The distinction is important:

SPQE 3D = the scene-generation layer
Blender = the first backend target
Blender API Capsule Extractor = the qualified prototype on this page

In this architecture:

3D scene abstraction
→ backend documentation capsule
→ ACW code generation
→ target 3D engine

The generated capsule does not replace the scene-generation doctrine. It gives ACW the backend-specific facts needed to express that doctrine in Blender Python:

objects
collections
IDs
transforms
parenting
visibility
collection membership
metadata carriers

This keeps the system aligned with the long-term goal: SPQE 3D should be able to target other professional 3D engines by changing backend documentation capsules rather than rewriting the conceptual pipeline.

The qualification run completed successfully.

Final test status : PASS
Pytest result : 1 passed
Black-box validation : 12/12 passed
Duration : 1956.73s (0:32:36)
LLM calls : 24
Agents involved : 6
Effort profile : medium
Model stack : gpt-5.1, gpt-5.2-codex, gpt-5.4-mini

Token usage summary:

input_tokens : 543636
cached_input_tokens : 35584
output_tokens : 146731

Estimated total cost:

1.69249030 USD

High-level cost distribution:

Planning and normalization : 0.3007 USD
Code generation : 0.8099 USD
System checking and harness: 0.5020 USD
Packaging : 0.0297 USD
User manual : 0.0502 USD

High-level token distribution:

Planning and normalization : 121629 tokens
Code generation : 202621 tokens
System checking and harness: 359763 tokens
Packaging and user manual : 41938 tokens

For publication purposes, the detailed per-call execution trace is intentionally not exposed. The public metric layer reports only aggregated operational data sufficient to document reproducibility, cost envelope, and qualification effort without disclosing the internal execution choreography.
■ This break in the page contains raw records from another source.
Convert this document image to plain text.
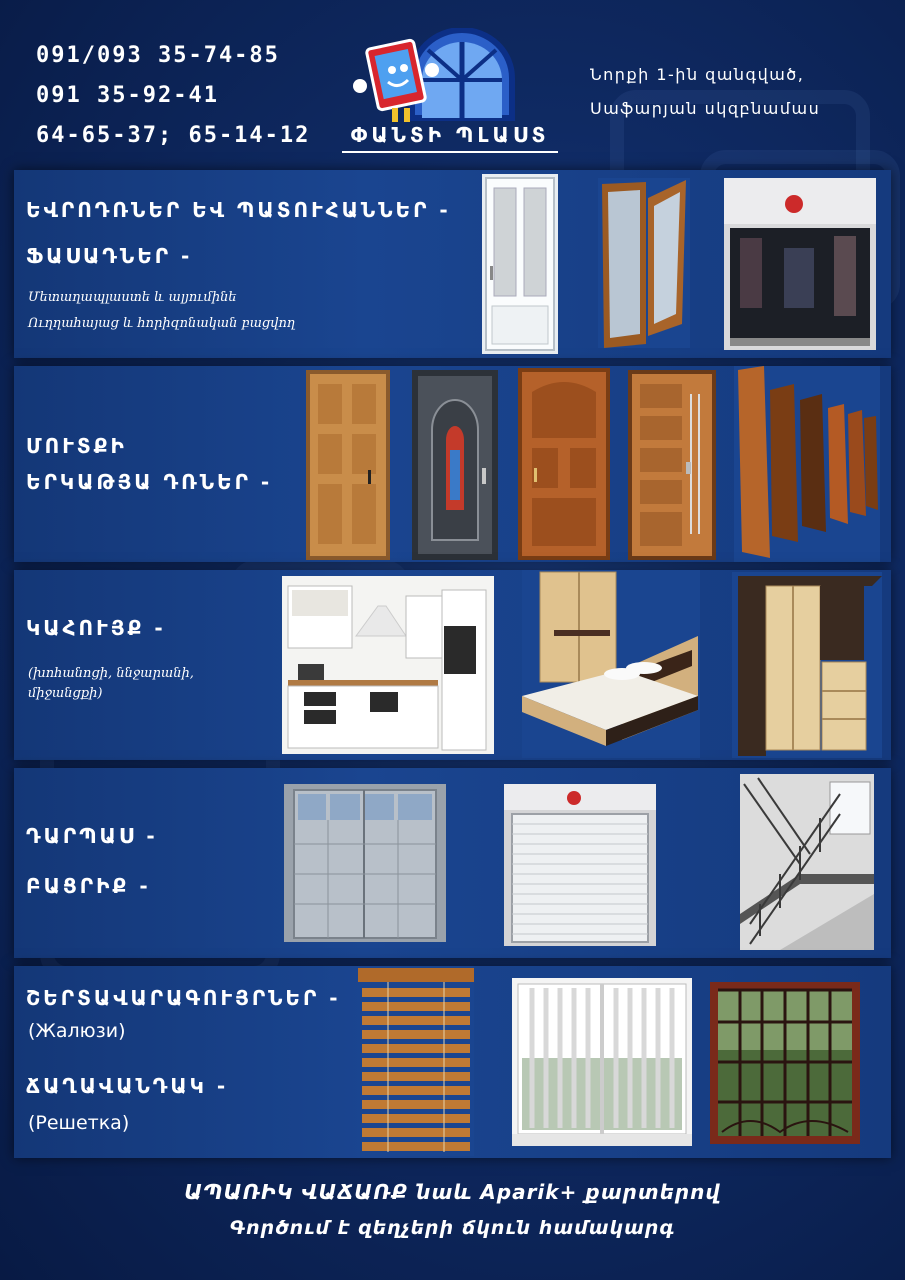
091/093 35-74-85
091 35-92-41
64-65-37; 65-14-12	ՓԱՆՏԻ ՊԼԱՍՏ
Նորքի 1-ին զանգված,
Սաֆարյան սկզբնամաս
ԵՎՐՈԴՌՆԵՐ ԵՎ ՊԱՏՈՒՀԱՆՆԵՐ -
ՖԱՍԱԴՆԵՐ -
Մետաղապլաստե և ալյումինե
Ուղղահայաց և հորիզոնական բացվող
ՄՈՒՏՔԻ
ԵՐԿԱԹՅԱ ԴՌՆԵՐ -
ԿԱՀՈՒՅՔ -
(խոհանոցի, ննջարանի,
միջանցքի)
ԴԱՐՊԱՍ -
ԲԱՑՐԻՔ -
ՇԵՐՏԱՎԱՐԱԳՈՒՅՐՆԵՐ -
(Жалюзи)
ՃԱՂԱՎԱՆԴԱԿ -
(Решетка)
ԱՊԱՌԻԿ ՎԱՃԱՌՔ նաև Aparik+ քարտերով
Գործում է զեղչերի ճկուն համակարգ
The prototype was stabilized through a short manual rescue loop.

Sequence:

1. Run black-box test battery.
2. Observe that CLI help and user-error behavior are already healthy.
3. Detect strict inspect failure on Object, Collection and ID.
4. Confirm that source HTML files are present and readable.
5. Diagnose extraction and capsule-shape defects.
6. Patch backend modules without modifying cli.py.
7. Re-run strict inspect commands.
8. Re-run strict build.
9. Validate JSON schema and sections.
10. Validate text rendering.
11. Re-run full black-box battery.
12. Obtain 12/12 PASS.

This is an important demonstration point for SpQE Lab.

The value is not that the first generated prototype is perfect. The value is that the defect surface becomes visible, reproducible, locally patchable, and fully revalidated.

Blender API Capsule Extractor is qualified as a local backend documentation capsule extractor for the Blender relationships.py target.

Final state:

CLI contract: OK
inspect workflow: OK
build workflow: OK
dry-run workflow: OK
expected user errors: OK
JSON capsule structure: OK
ACW-readable text capsule: OK
critical Blender API members: OK
black-box verdict: OK

Final verdict:

VERDICT: PASS

The prototype is therefore suitable for inclusion in the SPQE Lab showcase as a qualified Blender backend documentation extractor and as the first backend-capsule experiment supporting the broader SPQE 3D roadmap.